More than 6,500 servicemembers have died in Iraq and Afghanistan since the start of the wars.

"There is a lack of substantive research on the impact of the death of a family member serving in the U.S. military," according to a message on the study's website. "The need to study individual and family bereavement when a U.S. military service member dies is critical to understanding the experience of grief and loss in this unique survivor population. This study's findings will help to provide a scientific basis to inform policies affecting survivor care."

The study is open to families of active-duty servicemembers who have died, as well as reservists' and Guardsmen's families if their loved one was drilling, training, mobilizing or deployed on the day of his/her death. The servicemember can have died of any cause on or since Sept. 11, 2001, including homicide, suicide, illness, and killed in action, the website said.

Researchers are looking for about 3,000 participants through their website, http://www.militarysurvivorstudy.org/, and hope to have even representation between participants whose family member died in a combat related incident, or due to accidents, illness and suicide, the news release said.

Several hundred participants already are lined up, the release said.
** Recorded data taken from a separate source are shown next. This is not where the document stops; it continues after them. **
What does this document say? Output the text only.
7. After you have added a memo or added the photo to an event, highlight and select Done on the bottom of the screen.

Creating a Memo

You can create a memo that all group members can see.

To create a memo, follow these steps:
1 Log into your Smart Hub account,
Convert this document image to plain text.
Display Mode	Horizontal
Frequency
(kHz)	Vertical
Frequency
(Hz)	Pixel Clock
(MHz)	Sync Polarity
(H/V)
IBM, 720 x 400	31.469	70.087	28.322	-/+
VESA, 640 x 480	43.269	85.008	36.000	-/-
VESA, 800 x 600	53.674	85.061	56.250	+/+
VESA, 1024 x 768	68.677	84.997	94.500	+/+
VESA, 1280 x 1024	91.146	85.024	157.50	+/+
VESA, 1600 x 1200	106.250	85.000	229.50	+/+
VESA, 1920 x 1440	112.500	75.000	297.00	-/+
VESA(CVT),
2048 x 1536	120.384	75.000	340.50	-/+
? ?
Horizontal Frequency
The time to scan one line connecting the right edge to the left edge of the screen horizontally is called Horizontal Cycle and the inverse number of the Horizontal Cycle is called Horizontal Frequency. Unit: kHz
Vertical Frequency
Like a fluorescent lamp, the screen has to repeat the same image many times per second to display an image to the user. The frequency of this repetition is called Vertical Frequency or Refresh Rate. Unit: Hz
The study will follow participants for two years to understand how bereavement changes over time.

The research team also plans to look at the impact of community support and services on the bereaved and how available resources impact resilience or vulnerability, according to the website.

"This is an opportunity for recognizing that military service has certain unique challenges, certain strengths, certain risks or potential protective factors," research team leader Dr. Stephen Cozza, director of the center's child and family program, said in the news release. "So this is an important opportunity to really understand the experiences of surviving family members and by understanding, to inform future policies."